The hosts file is an entity that is present in every major operating system, including MacOS, Windows, and Linux. In Unix-based systems like Linux and MacOS its filepath is /etc/hosts. In Windows its filepath is C:\Windows\System32\drivers\etc\hosts. Although largely a relic of the past, this oft-ignored configuration file can be surprisingly useful even in the modern age.
First a little history on this file. In the days before DNS, all resolution of domain names to IP addresses was done by static lookup. The domain name resolver was an extremely crude system that simply looked up the domain name in a file called hosts.txt and matched it to the proper IP address. The hosts.txt file was simply a table listing address/domain pairs, and it had to be edited manually. If a domain was missing from the table, or worse, the address had changed, the name resolver was screwed. Needless to say, network admins had to spend an inordinate amount of time tediously updating this file by hand. Those were the Bad Old Days.
Now almost all domain name queries are done dynamically through DNS, and the hosts.txt file – now called simply “hosts” with the file extension omitted – is only used for a handful of very basic things like the loopback address. But it still works for regular domains, and you can use this to your advantage if you need to bypass DNS.
So why bypass DNS anyway? Well, there’s a couple of reasons, and both of them are security-related. First of all, if you’re using a VPN, you don’t want your ISP to be able to see your DNS queries, and they will if you’re using DNS, because they control the DNS servers, and they can use the packets going in and out to track what websites you are visiting. This is a privacy vulnerability, and it’s known as a DNS leak. Even worse, the DNS server may be controlled by Google. In fact many DNS caching servers on home routers are preconfigured to use 188.8.131.52 – that’s Google’s DNS server.
“But wait. I’m not doing anything wrong. I got nothing to hide.” Okay, I hope you don’t mind potential future employers buying your browsing history and learning about your porn habits. And you’d better hope they’re not offended by your personal kinks. A couple years ago, a prominent Drupal developer was fired from the project after his boss learned that he had a thing for dominating women. You don’t have to be planning domestic terror attacks or selling drugs or looking at kiddie porn for your browsing history to come back to haunt you, especially in these politically correct times when a single slip of the tongue after a long day can cost someone their entire career. You never know how your data will be interpreted, you never know what could be used against you, and you never know what someone will choose to be offended by. So use a VPN.
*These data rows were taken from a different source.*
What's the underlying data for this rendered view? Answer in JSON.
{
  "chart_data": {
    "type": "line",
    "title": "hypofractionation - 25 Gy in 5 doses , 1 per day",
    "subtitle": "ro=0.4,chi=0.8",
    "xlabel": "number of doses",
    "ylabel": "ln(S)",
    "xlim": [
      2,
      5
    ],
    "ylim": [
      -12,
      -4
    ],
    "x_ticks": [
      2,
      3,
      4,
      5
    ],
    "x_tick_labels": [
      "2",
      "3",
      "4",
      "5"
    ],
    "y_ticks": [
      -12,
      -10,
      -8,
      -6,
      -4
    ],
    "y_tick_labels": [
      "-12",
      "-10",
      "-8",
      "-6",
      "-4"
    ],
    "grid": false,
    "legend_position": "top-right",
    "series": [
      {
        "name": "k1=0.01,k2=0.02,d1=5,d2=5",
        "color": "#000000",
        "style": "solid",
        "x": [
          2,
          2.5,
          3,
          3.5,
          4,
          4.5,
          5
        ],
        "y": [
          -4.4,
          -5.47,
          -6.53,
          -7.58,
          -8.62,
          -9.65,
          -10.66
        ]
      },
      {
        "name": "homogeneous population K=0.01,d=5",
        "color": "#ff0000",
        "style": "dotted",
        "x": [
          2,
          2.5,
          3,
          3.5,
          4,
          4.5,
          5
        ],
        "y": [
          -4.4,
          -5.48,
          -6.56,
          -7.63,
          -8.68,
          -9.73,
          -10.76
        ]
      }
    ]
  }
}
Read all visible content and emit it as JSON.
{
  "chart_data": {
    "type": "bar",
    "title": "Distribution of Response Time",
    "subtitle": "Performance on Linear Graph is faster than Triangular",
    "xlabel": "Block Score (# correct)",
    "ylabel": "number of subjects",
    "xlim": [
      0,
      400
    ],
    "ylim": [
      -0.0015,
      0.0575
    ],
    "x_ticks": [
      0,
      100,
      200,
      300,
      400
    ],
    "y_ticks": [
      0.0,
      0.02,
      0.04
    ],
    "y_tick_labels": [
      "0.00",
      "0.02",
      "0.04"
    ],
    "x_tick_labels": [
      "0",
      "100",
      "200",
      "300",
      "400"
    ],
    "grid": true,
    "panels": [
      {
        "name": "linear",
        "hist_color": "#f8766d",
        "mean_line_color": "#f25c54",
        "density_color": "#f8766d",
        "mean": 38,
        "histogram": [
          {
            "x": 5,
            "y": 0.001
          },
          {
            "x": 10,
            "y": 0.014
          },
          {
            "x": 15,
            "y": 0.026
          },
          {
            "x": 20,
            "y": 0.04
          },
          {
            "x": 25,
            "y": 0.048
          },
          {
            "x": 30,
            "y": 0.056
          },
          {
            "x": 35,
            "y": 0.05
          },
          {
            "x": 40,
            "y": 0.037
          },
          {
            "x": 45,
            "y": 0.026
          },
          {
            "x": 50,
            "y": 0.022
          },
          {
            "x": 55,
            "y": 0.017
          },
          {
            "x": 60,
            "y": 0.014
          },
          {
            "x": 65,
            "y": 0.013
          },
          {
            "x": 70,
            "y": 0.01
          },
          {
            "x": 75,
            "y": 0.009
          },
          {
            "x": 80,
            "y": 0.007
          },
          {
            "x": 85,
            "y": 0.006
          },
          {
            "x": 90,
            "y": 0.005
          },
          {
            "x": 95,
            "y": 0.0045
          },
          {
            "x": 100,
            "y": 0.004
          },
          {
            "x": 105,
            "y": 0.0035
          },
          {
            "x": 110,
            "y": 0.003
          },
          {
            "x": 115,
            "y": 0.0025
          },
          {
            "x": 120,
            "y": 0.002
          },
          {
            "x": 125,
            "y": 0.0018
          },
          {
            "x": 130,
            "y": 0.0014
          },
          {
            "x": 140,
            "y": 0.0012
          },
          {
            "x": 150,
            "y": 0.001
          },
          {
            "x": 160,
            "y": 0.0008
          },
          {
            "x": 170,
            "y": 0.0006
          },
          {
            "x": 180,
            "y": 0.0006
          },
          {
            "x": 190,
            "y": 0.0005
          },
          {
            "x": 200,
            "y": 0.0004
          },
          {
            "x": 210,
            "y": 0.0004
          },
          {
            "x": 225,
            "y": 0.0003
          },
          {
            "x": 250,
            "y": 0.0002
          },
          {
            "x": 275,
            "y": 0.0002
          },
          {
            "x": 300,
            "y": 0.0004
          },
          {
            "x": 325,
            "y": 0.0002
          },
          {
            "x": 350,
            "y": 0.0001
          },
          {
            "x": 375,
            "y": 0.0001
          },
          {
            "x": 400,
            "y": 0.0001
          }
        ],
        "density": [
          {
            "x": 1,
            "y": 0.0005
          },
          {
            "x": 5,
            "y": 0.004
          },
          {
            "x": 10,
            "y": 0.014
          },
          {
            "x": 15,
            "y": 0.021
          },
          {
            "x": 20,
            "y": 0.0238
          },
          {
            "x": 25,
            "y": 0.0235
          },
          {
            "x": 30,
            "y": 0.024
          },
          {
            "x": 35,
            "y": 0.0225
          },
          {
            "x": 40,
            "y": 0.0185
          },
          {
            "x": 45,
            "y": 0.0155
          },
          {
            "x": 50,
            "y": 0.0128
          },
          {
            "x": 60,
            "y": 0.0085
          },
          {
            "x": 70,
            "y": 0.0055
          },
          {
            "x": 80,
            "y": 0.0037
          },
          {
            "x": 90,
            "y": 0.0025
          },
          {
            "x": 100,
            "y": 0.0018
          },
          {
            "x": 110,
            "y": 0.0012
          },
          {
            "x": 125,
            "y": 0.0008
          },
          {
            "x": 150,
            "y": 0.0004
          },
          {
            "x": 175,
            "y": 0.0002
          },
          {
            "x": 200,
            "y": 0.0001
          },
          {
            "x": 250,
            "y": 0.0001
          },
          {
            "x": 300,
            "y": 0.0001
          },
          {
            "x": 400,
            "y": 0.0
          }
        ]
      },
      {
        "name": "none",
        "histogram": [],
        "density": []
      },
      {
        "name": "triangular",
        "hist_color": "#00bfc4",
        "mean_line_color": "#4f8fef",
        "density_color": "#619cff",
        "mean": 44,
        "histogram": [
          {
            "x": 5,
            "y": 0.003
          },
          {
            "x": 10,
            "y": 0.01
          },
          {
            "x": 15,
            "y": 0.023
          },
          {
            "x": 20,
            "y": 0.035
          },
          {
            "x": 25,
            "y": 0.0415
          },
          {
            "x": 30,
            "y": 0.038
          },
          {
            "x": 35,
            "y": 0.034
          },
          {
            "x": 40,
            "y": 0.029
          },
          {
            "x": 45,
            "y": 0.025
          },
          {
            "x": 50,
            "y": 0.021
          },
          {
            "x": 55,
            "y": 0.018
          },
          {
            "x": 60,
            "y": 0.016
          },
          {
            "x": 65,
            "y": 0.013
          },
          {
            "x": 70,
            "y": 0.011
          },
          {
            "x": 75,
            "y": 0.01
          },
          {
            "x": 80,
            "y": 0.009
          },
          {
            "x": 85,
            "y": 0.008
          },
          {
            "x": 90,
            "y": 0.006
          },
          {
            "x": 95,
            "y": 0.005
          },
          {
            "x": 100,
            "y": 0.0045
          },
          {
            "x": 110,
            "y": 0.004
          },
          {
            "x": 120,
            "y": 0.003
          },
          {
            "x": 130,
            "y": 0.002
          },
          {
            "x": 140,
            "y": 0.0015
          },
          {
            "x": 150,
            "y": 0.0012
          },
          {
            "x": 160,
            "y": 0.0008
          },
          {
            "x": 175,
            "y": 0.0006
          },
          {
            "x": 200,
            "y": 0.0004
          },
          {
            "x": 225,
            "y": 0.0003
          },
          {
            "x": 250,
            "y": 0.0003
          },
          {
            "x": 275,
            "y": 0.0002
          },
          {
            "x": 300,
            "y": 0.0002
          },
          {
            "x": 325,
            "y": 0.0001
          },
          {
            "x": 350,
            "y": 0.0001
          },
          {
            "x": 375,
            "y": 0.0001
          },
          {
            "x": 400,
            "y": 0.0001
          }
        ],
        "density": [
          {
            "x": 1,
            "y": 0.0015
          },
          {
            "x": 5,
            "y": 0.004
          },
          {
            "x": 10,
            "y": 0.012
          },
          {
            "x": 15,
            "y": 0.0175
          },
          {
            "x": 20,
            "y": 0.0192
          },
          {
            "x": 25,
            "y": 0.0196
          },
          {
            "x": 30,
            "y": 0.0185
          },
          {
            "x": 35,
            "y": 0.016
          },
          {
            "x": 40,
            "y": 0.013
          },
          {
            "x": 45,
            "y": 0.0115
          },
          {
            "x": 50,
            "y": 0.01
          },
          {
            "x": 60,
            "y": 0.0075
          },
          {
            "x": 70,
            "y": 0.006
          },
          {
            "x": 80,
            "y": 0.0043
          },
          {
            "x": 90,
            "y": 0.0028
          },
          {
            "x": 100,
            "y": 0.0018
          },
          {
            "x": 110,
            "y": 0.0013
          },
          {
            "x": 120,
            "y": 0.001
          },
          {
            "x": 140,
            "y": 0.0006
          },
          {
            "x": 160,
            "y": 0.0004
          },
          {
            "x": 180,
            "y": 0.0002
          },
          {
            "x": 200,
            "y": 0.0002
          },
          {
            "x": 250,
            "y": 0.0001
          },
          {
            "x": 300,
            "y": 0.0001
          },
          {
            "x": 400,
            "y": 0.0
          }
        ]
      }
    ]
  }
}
The other reason you might want to bypass DNS is if you want to block certain websites entirely. These would typically be websites like googleadservices.com that perform covert surveillance and targeted advertising through other sites. You won’t be able to block these companies completely due to how ubiquitous they are, but it is at least a start. Remember, privacy is not a game of perfection; it’s a game of optimization.
Here is a screenshot of my hosts file that shows how to do both of these things:
The format of the hosts file is very simple. Each line consists of the IP address to map to (usually tabbed) followed by any number of spaces (it’s important to use spaces here, not tabs; if there are tabs between the two fields it won’t work) and then the domain that you want to map to that IP address.
The hosts file shown above has two sections. The first section lists the domains I want to block. Basically Google Ad Services and Facebook. At the time of this screenshot I had Google blocked, but then I found that Captchas took infinitely longer afterward even after I unblocked Google’s domain (Google is evidently trying to punish people who try to escape their botnet), so I had to permanently remove it from the list. The way this block list works is fairly simple: Each domain is simply remapped to my loopback address, so if any web application tries to phone home to any of these domains, the request will simply be redirected back to my computer. I have effectively trapped these spyware apps in my own system, cutting off their contact with the corporate servers back home. Sure, I can’t use Facebook at all now, but in this day and age, no one should be using Facebook. That’s just my opinion.
The next section is for domains that I want to access by IP. This means that when I type the address into my address bar, it will consult the hosts table instead of a DNS server. This is because like anything in technology, there’s a hierarchy that these programs consult: first the hosts file, then the caching server, then a primary name server. If the address is in the hosts file, it will stop looking there and will immediately convert the domain to an address. Thus it will never contact the DNS server and no one will be able to see where I’m going online. DNS leaks become a non-issue, at least for the domains I’ve listed.
There is a downside to this, which is that if any of the addresses change, I will have to update the file manually. Also, sites that are protected by Cloudflare won’t let you access their domain by IP address, so this only works for sites that don’t use the service. This is sort of a temporary solution for me. Eventually I want to set up my own DNS server so I won’t have to use quick-and-dirty methods like this. In fact I’ve been working on learning how to run the BIND name server on a Raspberry Pi. That’s a potentially exciting project that I will hopefully get around to fairly soon. Until then, farewell and happy hacking.